Names
- Jen Brown

- Apr 7
- 3 min read
Updated: 11 hours ago
"I read in a book once that a rose by any other name would smell as sweet, but I’ve never been able to believe it. I don’t believe a rose would be as nice if it was called a thistle or a skunk cabbage."
— L.M. Montgomery, Anne of Green Gables

In the 1970s, Jennifer was everywhere. One of the defining names of that decade. I share a name with Jennifer Aniston, Jennifer Garner, Jennifer Connelly, and Jennifer Love Hewitt. Same name. Same era.
But my dad spelled mine with one “n.”
That one small difference meant a lifetime of corrections.
It’s Jenifer. One “n,” not two.
These days I go by Jen. Much easier.
A week after my 21st birthday, I got married and took my husband’s last name. That’s just what you did, especially in the South, especially in 2000. I became Jenifer Meller. And somehow, people got Meller wrong too. For nearly 20 years I said some version of:
It’s Jenifer Meller … not Jennifer Miller.
In December 2018, my divorce was finalized. I kept the last name Meller. By then I’d been Meller almost as long as I’d been Bennett, and name changes are a lot of work: paperwork, government office waiting rooms, bank accounts, all of it. I didn’t want the hassle. So I stayed Jen Meller.
Eight years after my divorce, I got remarried. My new husband's name was Brown. Changing my name still wasn’t on my radar. My career, my education, my business, everything was tied to Meller. I figured maybe someday I might decide to have a different name for my personal life and keep Meller for work.

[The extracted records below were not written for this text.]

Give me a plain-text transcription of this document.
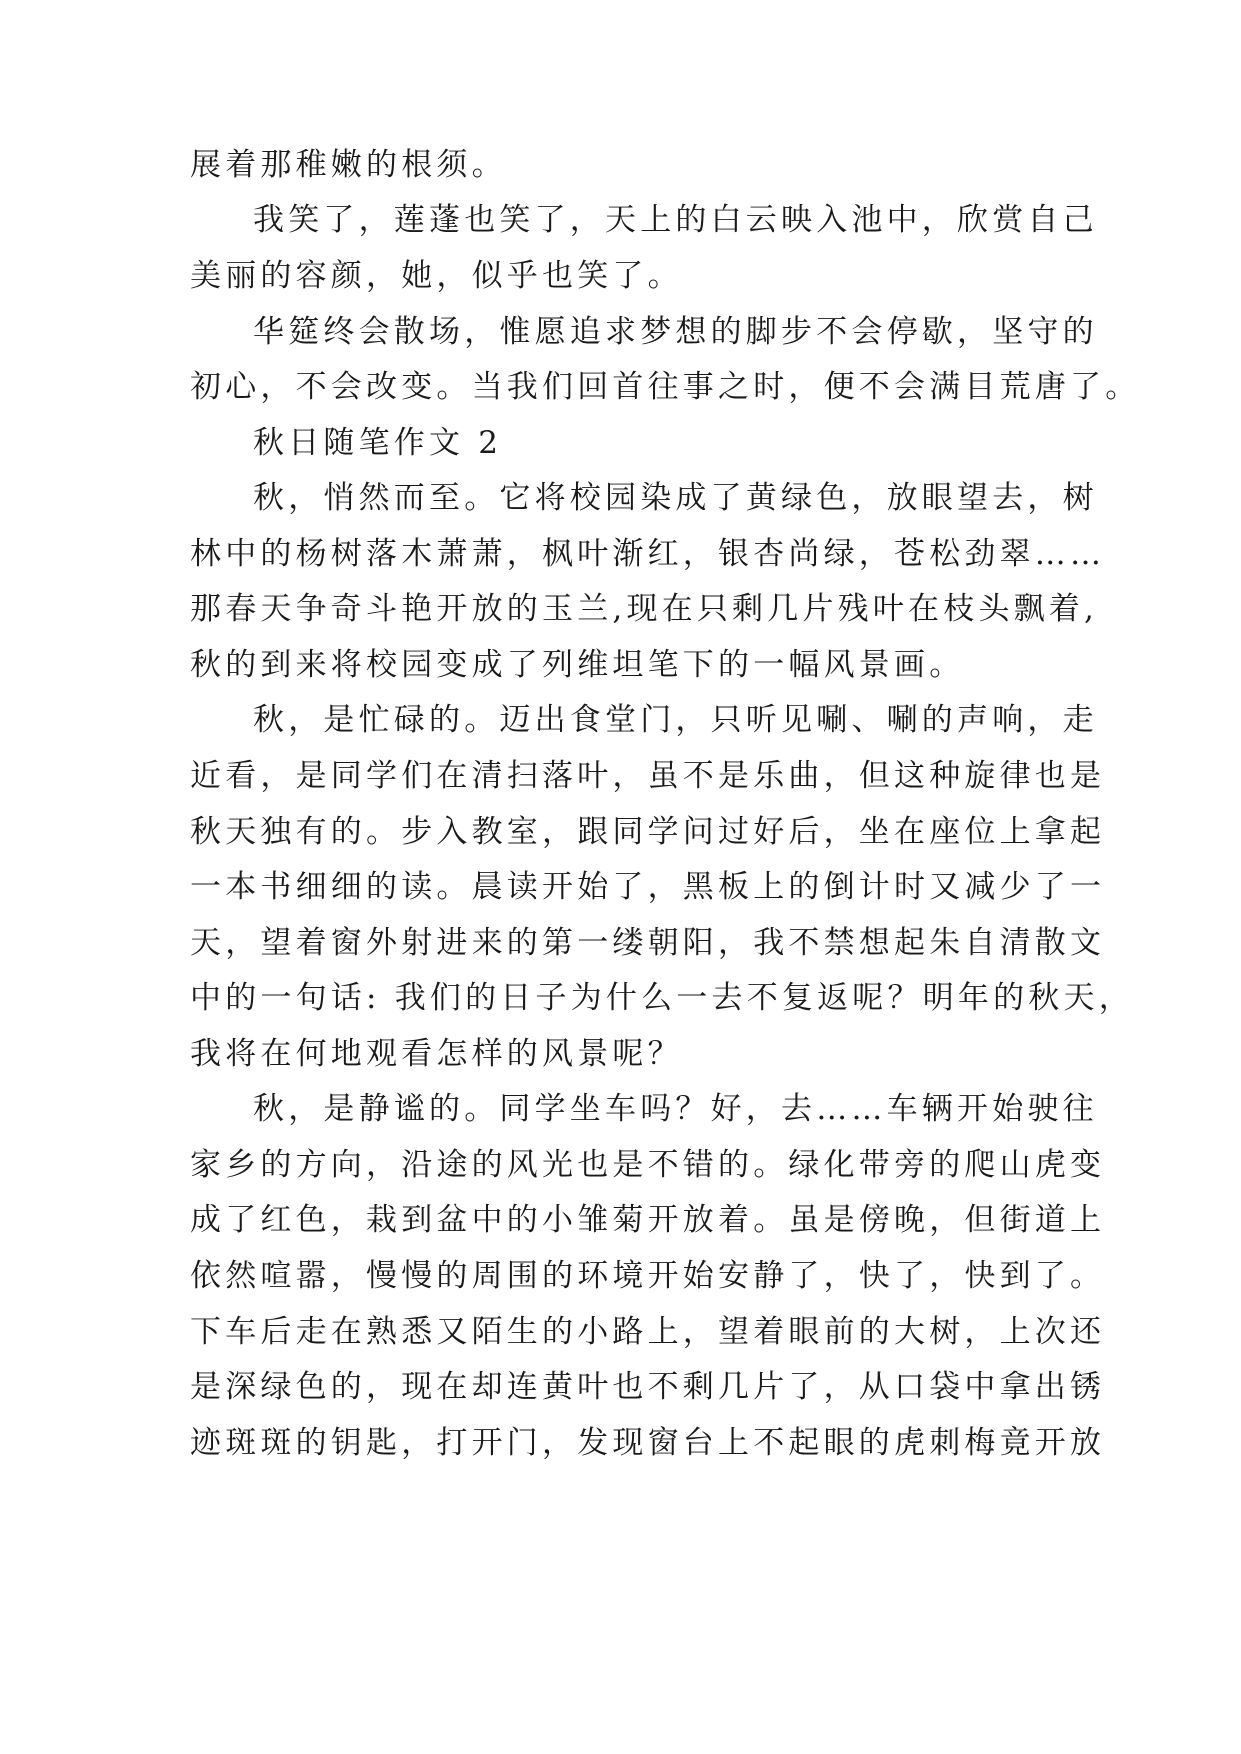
展着那稚嫩的根须。
我笑了，莲蓬也笑了，天上的白云映入池中，欣赏自己
美丽的容颜，她，似乎也笑了。
华筵终会散场，惟愿追求梦想的脚步不会停歇，坚守的
初心，不会改变。当我们回首往事之时，便不会满目荒唐了。
秋日随笔作文 2
秋，悄然而至。它将校园染成了黄绿色，放眼望去，树
林中的杨树落木萧萧，枫叶渐红，银杏尚绿，苍松劲翠……
那春天争奇斗艳开放的玉兰,现在只剩几片残叶在枝头飘着,
秋的到来将校园变成了列维坦笔下的一幅风景画。
秋，是忙碌的。迈出食堂门，只听见唰、唰的声响，走
近看，是同学们在清扫落叶，虽不是乐曲，但这种旋律也是
秋天独有的。步入教室，跟同学问过好后，坐在座位上拿起
一本书细细的读。晨读开始了，黑板上的倒计时又减少了一
天，望着窗外射进来的第一缕朝阳，我不禁想起朱自清散文
中的一句话: 我们的日子为什么一去不复返呢？明年的秋天，
我将在何地观看怎样的风景呢？
秋，是静谧的。同学坐车吗？好，去……车辆开始驶往
家乡的方向，沿途的风光也是不错的。绿化带旁的爬山虎变
成了红色，栽到盆中的小雏菊开放着。虽是傍晚，但街道上
依然喧嚣，慢慢的周围的环境开始安静了，快了，快到了。
下车后走在熟悉又陌生的小路上，望着眼前的大树，上次还
是深绿色的，现在却连黄叶也不剩几片了，从口袋中拿出锈
迹斑斑的钥匙，打开门，发现窗台上不起眼的虎刺梅竟开放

But something shifted. Slowly at first. Then more clearly. I started feeling a pull toward belonging. Not just loving the family I’d chosen, but wanting to be part of it. In name, too.
Around that same time, I found out my ex-husband was in the process of legally adopting his wife’s children. They would become a family. They would all share his last name.
My ex and I don’t have a relationship. We cross paths at big life moments sometimes, a wedding, a funeral. There’s a part of me that will always love him. We shared a lot of years. But he’s not my family anymore. That boundary has been real, and it’s mattered. It’s been a big part of my healing.
All of that made something clear to me. Holding onto that last name no longer felt right. It didn’t feel like me anymore. I also wanted to release that name back to the new family that will carry it now. Not out of obligation. Just a respectful letting go. And I wanted to fully step into the life I’ve chosen.
I thought about going back to my maiden name. I even considered just going by a first and middle name for a while, but in the end, I decided I wanted to change my name from Meller to Brown.
Then came the real question: do I keep Meller for business and use Brown personally? Or do I go all in?
What kept coming back to me was Martha Beck's definition of integrity. She says you have integrity when who you are on the inside is who you are on the outside. No split, no compartments, just one version of yourself.
In my work and in my personal life, it's the same person showing up. So I chose simplicity. One name. One me.
I knew I would have to rebrand my whole business. New logo, new web address, new LLC. I considered using something not tied to my actual name, but I kept coming back to the same answer. I don't want to come up with something else. I do this work under my name, even when my name changes. It's me.
I get that not everyone would make the same choices. And that's perfectly okay. You do you, and I'll do me.
Yes, there’s been paperwork: Social Security, DMV, passport, accounts, renaming the LLC, new domain, new logo. All of it. But it feels clean. Clear. Right.
So let me reintroduce myself.
I’m Jen Brown.
My work now lives at jenbrown.com, under Jen Brown, LLC.
Names carry meaning. They hold stories. They mark chapters.
And sometimes, changing your name is part of becoming who you already are.